African AIDS Drug Discount ‘Opens Doors’ to Larger Pharmaceutical Cost-Reduction Debate
The recent price cuts recently announced by major pharmaceutical corporations for AIDS medications in Africa have helped refocus the health advocates' attention on drug-pricing practices around the world, the Los Angeles Times reports. AIDS activists have "shifted" their efforts from "impoverished" sub-Saharan Africa to Asia and South America, other regions where the cost of treatment often "exceeds the ability of many people to pay." In addition, other patient advocacy groups are taking the African discounts as proof that overall drug prices are "often irrational and arbitrary" and are calling for discounts on all medications. According to the Times, this "broader debate" is "exactly what pharmaceutical companies feared last May" when they began offering discounted AIDS drugs to African nations. Buoyed by a New England Journal of Medicine study that said the pharmaceutical industry has a higher rate of return than any other industry and a Congressional Budget Office report that said "skyrocketing" advertising costs are contributing to higher drug prices, which are increasing at an annual rate of 12.6%, patient advocates are taking a second look at how pricing is determined on a global scale. "What we're seeing is that there is a lot of discretion in the way drugs are priced and there is a capacity for gouging that needs to be looked at," Tim Fuller, executive director of the Gray Panthers, a lobbying group for senior citizens, said. The drug companies counter that they must charge higher prices in developing nations to subsidize research and development, which can cost as much as $500 million per drug (Gellene, Los Angeles Times, 3/25). "The next round of treatments for AIDS, or cancer for that matter, will come from the pharmaceutical industry," Pfizer spokesperson Bob Huber said. Officials estimate that the developed world will spend $7.1 billion on AIDS drugs alone in 2009, up from $3.4 billion in 1999.
Solutions to the Dilemma
To solve the dilemma over global drug pricing, drug industry representatives, AIDS activists, health organizations and charities and African nations reached a "rough consensus" on a pricing compromise at a December meeting, according to Richard Feachem, director of the San Francisco-based not-for-profit Institute for Global Health. The compromise, which will also be on the agenda at a World Trade Organization and World Health Organization
meeting on AIDS in Norway next month, involves a system of "tiered pricing," which will leave patent laws and drug prices in the developed world untouched, while creating a "cost-plus" pricing scale for medications in the developing world. "We want to avoid a precedent in which nations say the price is too high and we need compulsory licensing," Pharmaceutical Research and Manufacturers of America spokesperson Jeff Trewhitt said. However, drug makers worry that medicines earmarked for the developing world may be "diverted" back to developed countries, where they could be sold for a "huge" profit. Pfizer has "reformulated" its medicine
Diflucan from capsule to tablet form to distinguish medication recently donated to South Africa from medicine intended for sale elsewhere.
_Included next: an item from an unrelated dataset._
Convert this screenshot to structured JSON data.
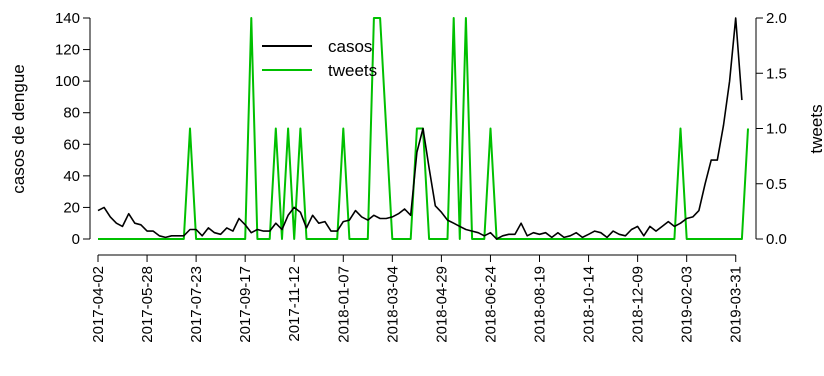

Drug companies also worry that U.S. consumers, HMOs and politicians could use the tiered discounts to "demand" lower prices at home for the same medicines, a request they are already beginning to hear (Abate,
San Francisco Chronicle, 3/25).
Long Road to Policy
According to the Times, the African discounts are merely "whetting demands" for price reform, and Congress has already made "small steps" toward allowing wholesalers to import cheaper drugs. But the drug makers say that the higher prices in richer nations are crucial in order to maintain the discounts in the developing world, and the alternative to tiered pricing is a single, worldwide price that would again "put vital medications beyond the reach of poor nations." Joel Hay, a pharmaceutical economist at the University of Southern California, said, "Corporations have a responsibility to make a profit, and if they are forced to charge the same price everywhere they will abandon poor countries completely. No one gets upset when people pay different prices for different classes on an airplane. Why should it be different for medical care?" (Los Angeles Times, 3/25).